Thursday, June 10, 2010

Update On Global Stock Market Performances

Bespoke has a nice update on the performances of global stock markets as of June 9th...



Bespoke Invest notes,

``While most of the world is struggling, there are 8 countries that are within 1.7% of 52-week highs. Sri Lanka, Chile, Bangladesh, and Venezuela are all basically at 52-week highs. Of the G-7 countries, Germany and Canada are closest to their 52-week highs at about -6%. The US ranks third out of seven at -12.74%, followed by Britain (-13.41%), France (-16.41%), Japan (-17.26%), and Italy (-23.63%). It's not surprising to see Greece the farthest from its 52-week high at -50.15%. Other key countries that are more than 20% away from their 52-week highs include Russia, China, and Spain.

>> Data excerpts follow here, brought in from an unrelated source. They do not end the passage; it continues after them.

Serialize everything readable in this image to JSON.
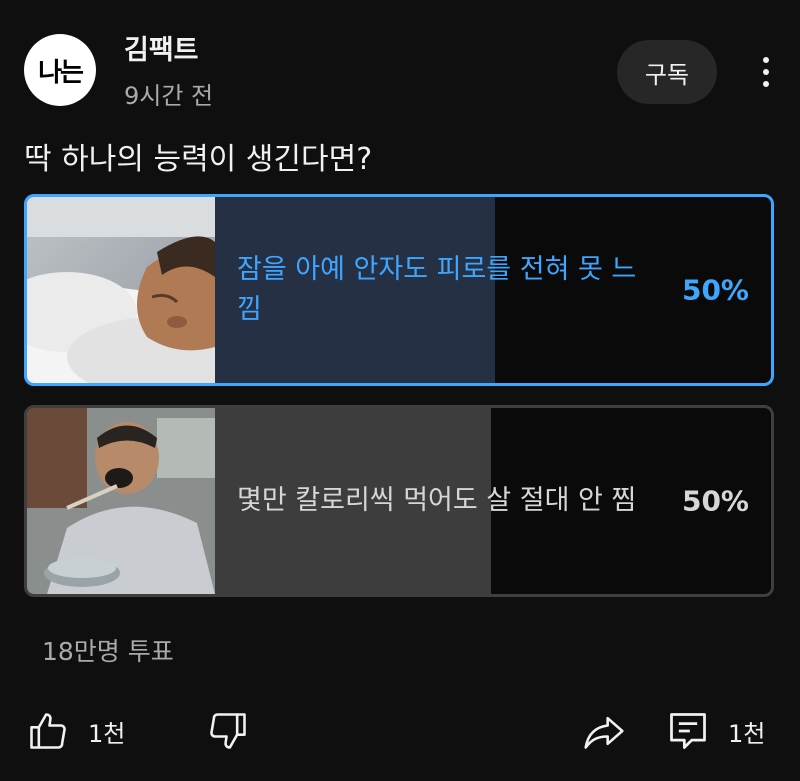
{
  "channel": {
    "avatar_text": "나는",
    "name": "김팩트",
    "time": "9시간 전",
    "subscribe_label": "구독"
  },
  "post": {
    "question": "딱 하나의 능력이 생긴다면?",
    "options": [
      {
        "label": "잠을 아예 안자도 피로를 전혀 못 느낌",
        "percent": "50%",
        "selected": true,
        "thumbnail_icon": "sleeping-man-photo"
      },
      {
        "label": "몇만 칼로리씩 먹어도 살 절대 안 찜",
        "percent": "50%",
        "selected": false,
        "thumbnail_icon": "eating-man-photo"
      }
    ],
    "vote_count": "18만명 투표"
  },
  "actions": {
    "like_count": "1천",
    "comment_count": "1천"
  },
  "colors": {
    "background": "#0f0f0f",
    "accent": "#3ea6ff",
    "subscribe_bg": "#272727",
    "selected_fill": "#263045",
    "unselected_fill": "#3d3d3d"
  }
}
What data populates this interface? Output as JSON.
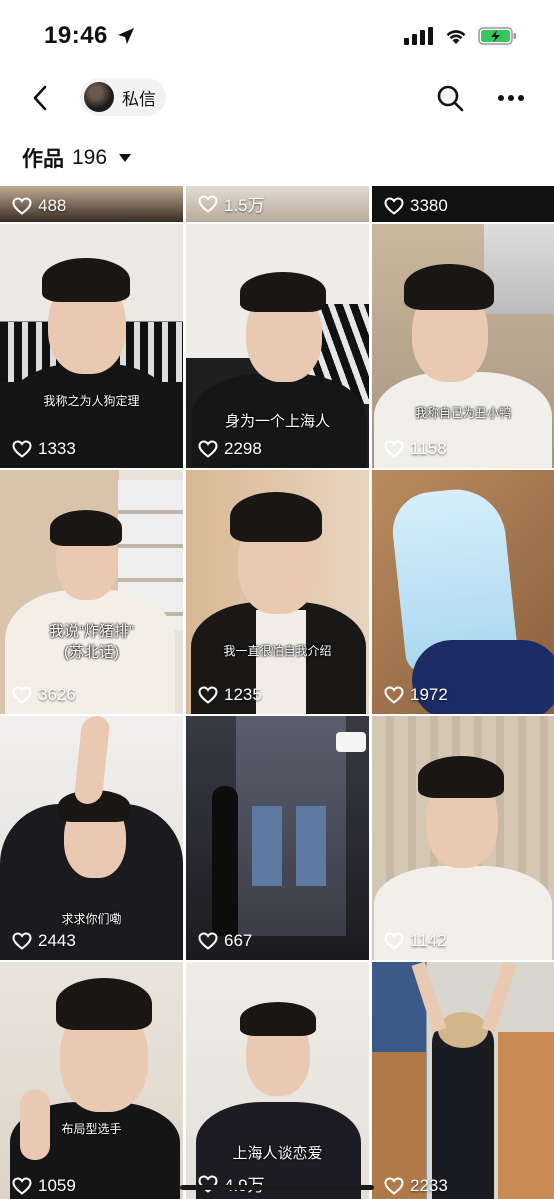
{
  "status": {
    "time": "19:46"
  },
  "nav": {
    "dm_label": "私信"
  },
  "works": {
    "label": "作品",
    "count": "196"
  },
  "tiles": [
    {
      "likes": "488",
      "caption": ""
    },
    {
      "likes": "1.5万",
      "caption": ""
    },
    {
      "likes": "3380",
      "caption": ""
    },
    {
      "likes": "1333",
      "caption": "我称之为人狗定理"
    },
    {
      "likes": "2298",
      "caption": "身为一个上海人"
    },
    {
      "likes": "1158",
      "caption": "我称自己为丑小鸭"
    },
    {
      "likes": "3626",
      "caption": "我说“炸猪排”\n(苏北话)"
    },
    {
      "likes": "1235",
      "caption": "我一直很怕自我介绍"
    },
    {
      "likes": "1972",
      "caption": ""
    },
    {
      "likes": "2443",
      "caption": "求求你们嘞"
    },
    {
      "likes": "667",
      "caption": ""
    },
    {
      "likes": "1142",
      "caption": ""
    },
    {
      "likes": "1059",
      "caption": "布局型选手"
    },
    {
      "likes": "4.9万",
      "caption": "上海人谈恋爱"
    },
    {
      "likes": "2233",
      "caption": ""
    }
  ],
  "colors": {
    "accent_green": "#34c759",
    "pill_bg": "#f2f2f2"
  }
}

``In terms of year to date performance (local currency), Bangladesh ranks first at +36.59%, followed by Estonia (32.86%) and Sri Lanka (31.87%). Of the G-7, Germany is doing the best with a decline of just -0.05%, followed by Canada at -1.74% and the US at -4.49%. Of the BRIC (Brazil, Russia, India, China) countries, India is holding up the best so far in 2010 with a decline of 4.62%. Brazil ranks second at -6.67%, followed by Russia at -7.54% and then China at -21.15%. Greece (-33.44%), Bermuda (-28.33%), and Spain (-26.55%) are down the most of any countries year to date."

I'd like to point out that the Philippines has been ranked 8th based on the change from a 52-week high. And that major ASEAN economies appear to defy the global selling pressures by posting year-to-date gains and seem within 'striking' distance from the 52-week highs.

I'd also like point out that Venezuela which suffers from stagflation is nearly at the 52-week high (who says stocks are about the economy?).

Meanwhile the top performers on a year to date basis have mainly been frontier markets whose subset are South Asia, Africa, and some CEE economies.

Of course one surprise is Denmark, the only major "developed" economy, who seem to have diverged from the fate suffered by her contemporaries. The Danish equity index is up 16.41% (y-t-d) and is just 6% away from the 52 week high. Denmark appears unruffled by the recent most Euro pressures.

Overall, although the general backdrop is one of "tidal" flows, there are apparent emerging incidences of "decoupling" especially visible among emerging markets.